As far as probate applications are concerned, 2024 marked the beginning of a period in which the Civil High Court became increasingly unpredictable and erratic in handling such matters. This arose following a controversial decision delivered by Datuk Hazizah Kassim, the Judicial Commissioner who presided over Ex Parte: Muhamad Faris bin Mohd Fathil [2024] MLJU 2080 (Ex Parte Faris).
Hazizah’s position is that the Civil High Court has no jurisdiction to accept any Muslim will in a probate application unless it is first verified by the Syariah Court to confirm compliance with Islamic tenets. This stance marks a departure from the position held by Civil High Court judges since Malaysia’s independence in 1957, representing a break from established legal precedents spanning 68 years.
In response, I wrote two essays on the matter. The first critically examined the written decision in Ex Parte Faris, which I respectfully believe is not only flawed but displays an academic failure to understand what a probate application is all about. The second provided a more focused explanation of the fundamentals of a probate application, especially in uncontested estate matters – a conceptual understanding which the Judicial Commissioner, and the Civil High Court Registrars who follow her, appear to lack.

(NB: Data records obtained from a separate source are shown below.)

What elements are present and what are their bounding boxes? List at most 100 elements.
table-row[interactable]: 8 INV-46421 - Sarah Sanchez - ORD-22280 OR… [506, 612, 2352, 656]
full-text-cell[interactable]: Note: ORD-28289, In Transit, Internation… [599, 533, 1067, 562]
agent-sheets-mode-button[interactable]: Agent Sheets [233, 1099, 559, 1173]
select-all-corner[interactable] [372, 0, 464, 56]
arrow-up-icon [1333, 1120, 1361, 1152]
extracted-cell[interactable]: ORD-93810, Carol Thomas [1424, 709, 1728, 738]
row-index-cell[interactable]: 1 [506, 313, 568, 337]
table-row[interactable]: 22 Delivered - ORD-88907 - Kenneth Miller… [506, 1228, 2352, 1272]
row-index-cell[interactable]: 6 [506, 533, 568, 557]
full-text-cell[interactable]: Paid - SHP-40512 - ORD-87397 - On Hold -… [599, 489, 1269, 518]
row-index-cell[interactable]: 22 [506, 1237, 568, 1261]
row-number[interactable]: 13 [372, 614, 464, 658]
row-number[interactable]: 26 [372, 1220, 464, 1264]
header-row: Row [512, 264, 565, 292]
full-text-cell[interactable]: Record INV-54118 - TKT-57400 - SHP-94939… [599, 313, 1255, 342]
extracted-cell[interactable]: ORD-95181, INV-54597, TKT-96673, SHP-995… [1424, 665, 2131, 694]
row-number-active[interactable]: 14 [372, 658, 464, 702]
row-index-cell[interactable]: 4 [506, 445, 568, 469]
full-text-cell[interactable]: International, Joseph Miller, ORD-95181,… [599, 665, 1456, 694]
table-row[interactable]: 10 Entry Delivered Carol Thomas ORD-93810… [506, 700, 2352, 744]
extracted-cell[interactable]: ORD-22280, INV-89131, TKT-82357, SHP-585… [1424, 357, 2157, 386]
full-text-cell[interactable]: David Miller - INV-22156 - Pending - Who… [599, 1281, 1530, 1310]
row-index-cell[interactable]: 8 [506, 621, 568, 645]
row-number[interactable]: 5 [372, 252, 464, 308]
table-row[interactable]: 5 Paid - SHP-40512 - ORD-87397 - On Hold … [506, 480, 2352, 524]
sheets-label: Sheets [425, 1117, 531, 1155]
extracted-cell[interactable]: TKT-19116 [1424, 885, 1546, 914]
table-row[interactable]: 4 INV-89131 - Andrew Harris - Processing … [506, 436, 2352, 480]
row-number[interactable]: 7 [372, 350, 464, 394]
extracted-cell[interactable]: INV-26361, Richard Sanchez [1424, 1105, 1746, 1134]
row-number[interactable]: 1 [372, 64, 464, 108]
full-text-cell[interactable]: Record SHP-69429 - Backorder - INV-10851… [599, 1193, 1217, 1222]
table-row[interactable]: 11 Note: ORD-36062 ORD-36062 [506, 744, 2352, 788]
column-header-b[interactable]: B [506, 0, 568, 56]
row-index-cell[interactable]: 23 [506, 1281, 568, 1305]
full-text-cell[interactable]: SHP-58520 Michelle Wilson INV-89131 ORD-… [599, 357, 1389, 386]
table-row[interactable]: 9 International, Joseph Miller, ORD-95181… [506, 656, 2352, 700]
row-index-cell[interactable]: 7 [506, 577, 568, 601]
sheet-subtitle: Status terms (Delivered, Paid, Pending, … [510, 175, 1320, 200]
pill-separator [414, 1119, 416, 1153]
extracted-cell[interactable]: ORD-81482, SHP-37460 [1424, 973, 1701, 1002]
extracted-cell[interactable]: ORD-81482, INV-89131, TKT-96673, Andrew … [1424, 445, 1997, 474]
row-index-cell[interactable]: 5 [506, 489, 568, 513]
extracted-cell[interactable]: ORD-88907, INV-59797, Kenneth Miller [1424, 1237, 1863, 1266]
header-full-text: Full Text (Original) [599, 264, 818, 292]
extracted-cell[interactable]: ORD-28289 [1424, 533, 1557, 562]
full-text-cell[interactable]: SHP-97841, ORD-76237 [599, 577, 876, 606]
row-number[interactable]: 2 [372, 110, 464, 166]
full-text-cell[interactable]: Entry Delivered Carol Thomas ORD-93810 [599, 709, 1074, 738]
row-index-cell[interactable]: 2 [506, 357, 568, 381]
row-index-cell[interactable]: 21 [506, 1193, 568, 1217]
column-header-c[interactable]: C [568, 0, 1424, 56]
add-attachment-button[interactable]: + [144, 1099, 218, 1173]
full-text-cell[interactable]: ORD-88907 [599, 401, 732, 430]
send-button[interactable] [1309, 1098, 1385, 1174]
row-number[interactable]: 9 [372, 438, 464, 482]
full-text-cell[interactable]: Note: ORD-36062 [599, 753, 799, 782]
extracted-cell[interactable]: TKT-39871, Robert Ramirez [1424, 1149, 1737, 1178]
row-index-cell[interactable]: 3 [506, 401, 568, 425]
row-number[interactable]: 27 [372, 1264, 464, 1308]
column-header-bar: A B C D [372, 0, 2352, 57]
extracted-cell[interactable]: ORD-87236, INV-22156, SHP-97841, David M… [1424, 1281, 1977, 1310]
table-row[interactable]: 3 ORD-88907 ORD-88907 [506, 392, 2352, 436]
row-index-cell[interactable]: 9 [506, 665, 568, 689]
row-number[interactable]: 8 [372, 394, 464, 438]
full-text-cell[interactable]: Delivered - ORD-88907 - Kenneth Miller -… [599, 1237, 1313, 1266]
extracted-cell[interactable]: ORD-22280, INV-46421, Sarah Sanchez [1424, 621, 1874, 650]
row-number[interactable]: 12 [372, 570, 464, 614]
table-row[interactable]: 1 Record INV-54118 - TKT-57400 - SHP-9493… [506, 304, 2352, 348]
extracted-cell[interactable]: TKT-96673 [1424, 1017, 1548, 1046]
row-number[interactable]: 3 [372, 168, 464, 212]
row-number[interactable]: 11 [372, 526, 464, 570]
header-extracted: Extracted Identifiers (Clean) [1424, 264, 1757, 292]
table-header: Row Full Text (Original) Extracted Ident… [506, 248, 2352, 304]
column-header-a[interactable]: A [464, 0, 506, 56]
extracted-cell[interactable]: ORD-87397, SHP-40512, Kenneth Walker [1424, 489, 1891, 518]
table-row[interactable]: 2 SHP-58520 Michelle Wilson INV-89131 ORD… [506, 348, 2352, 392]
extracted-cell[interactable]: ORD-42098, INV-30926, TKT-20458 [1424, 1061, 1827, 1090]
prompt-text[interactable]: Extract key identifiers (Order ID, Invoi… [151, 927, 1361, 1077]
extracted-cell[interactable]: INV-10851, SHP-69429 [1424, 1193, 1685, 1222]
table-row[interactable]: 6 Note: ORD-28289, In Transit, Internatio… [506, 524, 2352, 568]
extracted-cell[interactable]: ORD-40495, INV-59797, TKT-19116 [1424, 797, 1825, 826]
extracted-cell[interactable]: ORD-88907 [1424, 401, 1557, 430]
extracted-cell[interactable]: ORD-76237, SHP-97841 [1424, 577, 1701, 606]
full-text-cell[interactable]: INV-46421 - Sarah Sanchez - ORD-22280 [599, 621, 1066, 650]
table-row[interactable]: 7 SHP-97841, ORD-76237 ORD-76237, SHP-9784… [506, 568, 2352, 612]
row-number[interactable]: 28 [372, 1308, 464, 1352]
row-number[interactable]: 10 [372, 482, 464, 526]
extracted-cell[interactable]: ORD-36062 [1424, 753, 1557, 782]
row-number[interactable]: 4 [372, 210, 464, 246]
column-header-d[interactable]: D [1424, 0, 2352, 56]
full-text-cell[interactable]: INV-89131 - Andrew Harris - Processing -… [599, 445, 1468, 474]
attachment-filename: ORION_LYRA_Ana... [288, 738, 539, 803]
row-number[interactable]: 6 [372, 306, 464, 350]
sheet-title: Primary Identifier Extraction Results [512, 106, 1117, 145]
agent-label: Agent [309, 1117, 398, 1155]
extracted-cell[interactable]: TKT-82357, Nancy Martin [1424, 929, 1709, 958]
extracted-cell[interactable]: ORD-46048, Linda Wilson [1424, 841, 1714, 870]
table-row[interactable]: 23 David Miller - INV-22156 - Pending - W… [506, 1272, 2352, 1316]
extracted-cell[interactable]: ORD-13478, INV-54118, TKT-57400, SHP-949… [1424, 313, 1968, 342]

This essay is therefore my third, and possibly final, endeavour to address the issue, motivated by the disorganisation I see in the Civil High Court’s processing of probate applications concerning Muslim wills.
Since being called to the Malaysian Bar in April 1997, I have never once experienced a Civil High Court Registrar ordering that a Muslim will be verified before the Syariah Court as a precondition for issuing probate. However, since Ex Parte Faris, I am aware of an increasing number of cases where lawyers face such unusual demands.
This is the absurdity now taking place at the Civil High Court. Surely you either have jurisdiction to entertain a Muslim will without the need for verification, or you don’t. There cannot be any grey area in this regard, dependent solely on which Civil High Court Registrar you appear before.
As mentioned, there is clearly a lack of understanding of what a probate application is about among some Civil High Court Registrars and Judges. They fail to appreciate that the Civil High Court’s role in a probate application is only to determine whether the will tendered before it – irrespective of religion – has been duly executed, i.e. signed by the deceased testator during his or her lifetime in the manner prescribed by law. That is all.
The Civil High Court should not, at that stage, concern itself with the fairness or unfairness of the will as the basis for issuing probate. That is not its role. Even if the will’s content is deemed unfair by the deceased’s heirs, that does not mean it was not duly executed. That is a separate issue altogether and should not be conflated with the singular purpose of a probate application – to establish, based on evidence, whether the testator signed the will.
This position in law is emphasised in Order 71, Rule 9(3)(a) and Order 71 Rule 9(3)(b) of the Rules of Court 2012. Order 71, Rule 9(3) states that if the Registrar, after considering the evidence:
(a) is satisfied that the will was not duly executed, he shall refuse probate; or
(b) is doubtful whether the will was duly executed, he may refer the matter to the Court (i.e. the Civil High Court judge).
The flipside of these sub-rules is logical: if the Registrar is satisfied that the will – regardless of religious affinity – was duly executed, he must grant probate. He has no other option under the law. Yet Ex Parte Faris now gives the appearance that other options exist (such as demanding verification), causing the unnecessary and self-inflicted debacle in how the Civil High Court processes probate applications involving Muslim wills.
It is my fervent hope to see direct intervention from the higher echelons of the judiciary to put an end to this egregiousness, which comes across as an unjustifiable attempt to safeguard Muslims from supposed Civil Court encroachment into purely Islamic matters – which is clearly not the case.
Finally, this is possibly the only piece I have written in years that lacks purposeful humour. It is not that there are no moments of comedy in legal practice worthy of satire. But at 60 years of age, having witnessed the sad decline of basic critical thinking among certain officers of the Civil High Court, I cannot help but feel disheartened about the future of our judicial system – one that regurgitates the law without truly understanding its scope and purpose.